Democrats have been calling for DeJoy’s removal since he took office in June and presided over the steepest decline in on-time mail performance in generations. In early February, the last time the Postal Service reported delivery metrics, it delivered 79.9 percent of first-class mail items on time; it aims for 96 percent. At the end of December, only 63.9 percent was on time.
With DeJoy set to unveil a strategic plan for the agency in the coming days — with the board’s support, according to Chairman Ron Bloom — Democrats have pushed for Biden to dismiss the governors, which he can do by statute but only “for cause.” The president is not authorized to fire or appoint the postmaster general, who serves at the pleasure of the governors.

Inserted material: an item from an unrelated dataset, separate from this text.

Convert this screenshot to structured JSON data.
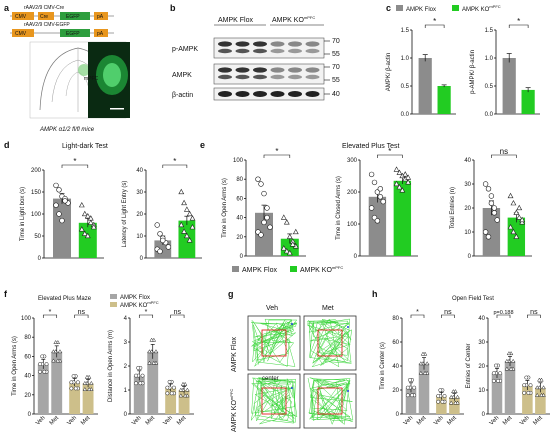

The letter contends that the governors’ “gross negligence” in overseeing DeJoy’s activities and their backing of his proposals represents just cause.
Biden has signaled he was unlikely to remove the panel’s four Republicans and two Democrats, who were appointed by former president Donald Trump. Biden on Monday submitted three names to fill out the nine-member board to the Senate for confirmation: Democrat Ron Stroman, the recently retired deputy postmaster general; Democrat Anton Hajjar, the former general counsel to the American Postal Workers Union; and independent Amber McReynolds, chief executive of the National Vote at Home Institute.
Biden expected to nominate former senator Bill Nelson to be NASA administrator
By Christian Davenport
President Biden’s administration is expected to nominate former senator Bill Nelson (D-Fla.) to be the next administrator of NASA, according to multiple people with knowledge of the matter.
If approved by the Senate, Nelson would be the second consecutive NASA chief to come from Congress and would give the agency a leader with close ties to the Oval Office. Nelson was a key Biden supporter during the presidential campaign and has a long personal relationship with the president.
The announcement could come as early as Friday, according to the people briefed on the matter who spoke on the condition of anonymity because they were not authorized to speak publicly ahead of the official announcement.